| I guess the .ops file, which I am not familiar with, is from the WinHTTrack
client?
Using here only the command line version.
Yes, the downloaded BBC artifact delivers for me not the protocol error, but
the result you described seems pretty much the same.

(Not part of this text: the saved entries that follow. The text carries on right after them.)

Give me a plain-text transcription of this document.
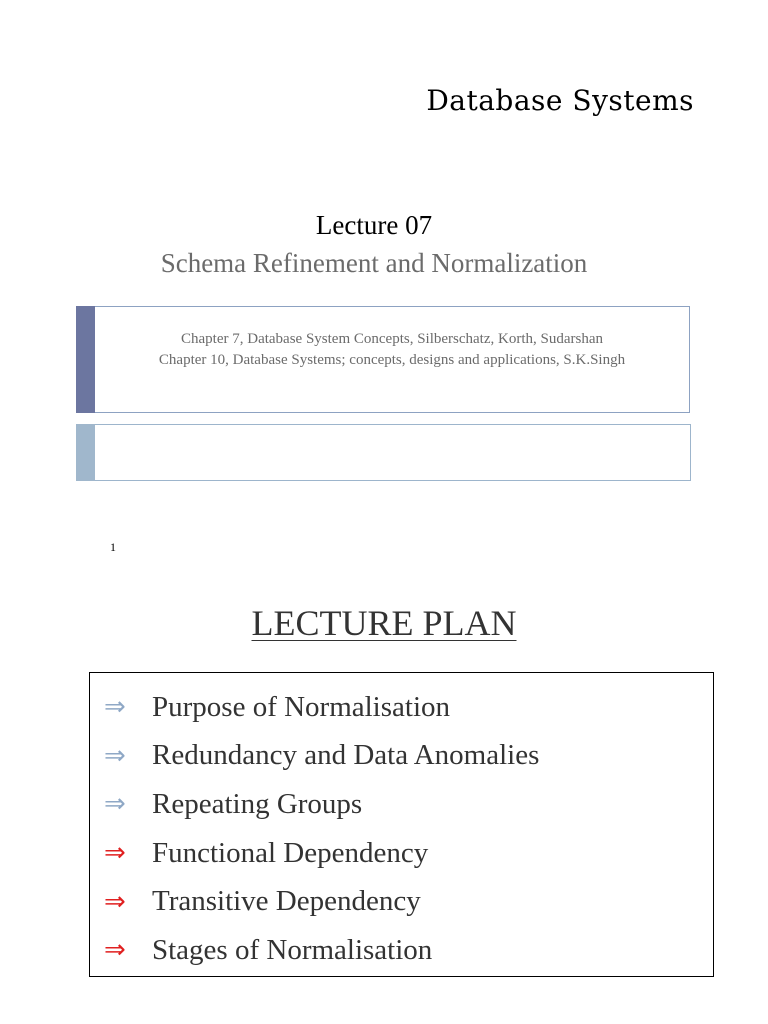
Database Systems
Lecture 07
Schema Refinement and Normalization
Chapter 7, Database System Concepts, Silberschatz, Korth, Sudarshan
Chapter 10, Database Systems; concepts, designs and applications, S.K.Singh
1
LECTURE PLAN
⇒ Purpose of Normalisation
⇒ Redundancy and Data Anomalies
⇒ Repeating Groups
⇒ Functional Dependency
⇒ Transitive Dependency
⇒ Stages of Normalisation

The actual content is contained, but it's not nice to look at. And that
webpage has heavy JavaScript stuff in it. Bet, the editing exercise was a pain
in the ass, wasn't it?
On command line I tried this parameterization:
---
httrack <https://www.bbc.co.uk/bitesize/guides/z26rcdm/revision/1> -v -s0 -F
"Mozilla/5.0 (Windows NT 10.0; Win64; x64) AppleWebKit/537.36 (KHTML, like
Gecko) Chrome/74.0.3729.169 Safari/537.36" -%c2 -%B -%s -%v
---
and later I added some more filter rules as I saw in the webpage's source code
that bunch of .js files, but apart from some more artifact downloads, it
didn't impact the visual result at all.
---
httrack <https://www.bbc.co.uk/bitesize/guides/z26rcdm/revision/1> -v -s0 -F
"Mozilla/5.0 (Windows NT 10.0; Win64; x64) AppleWebKit/537.36 (KHTML, like
Gecko) Chrome/74.0.3729.169 Safari/537.36" -%c2 -%B -%s -%v -%S
"bbc-filters.txt" -i
---
whereas bbc-filters.txt contains this:
+https://www.bbc.co.uk/bitesize/guides/*
+https://fig.bbc.co.uk/*
+https://www.bbc.com/wwscripts/*
+https://static.bbc.co.uk/*
+https://nav.files.bbci.co.uk/*
+https://m.files.bbci.co.uk/*
+https://mybbc.files.bbci.co.uk/*
+https://sa.bbc.co.uk/*
+https://int.bbc.co.uk/*
+https://int.bbc.com/*
+https://test.bbc.co.uk/*
+https://test.bbc.com/*
+https://stage.bbc.co.uk/*
+https://stage.bbc.com/*
+https://live.bbc.co.uk/*
+https://live.bbc.com/*
| |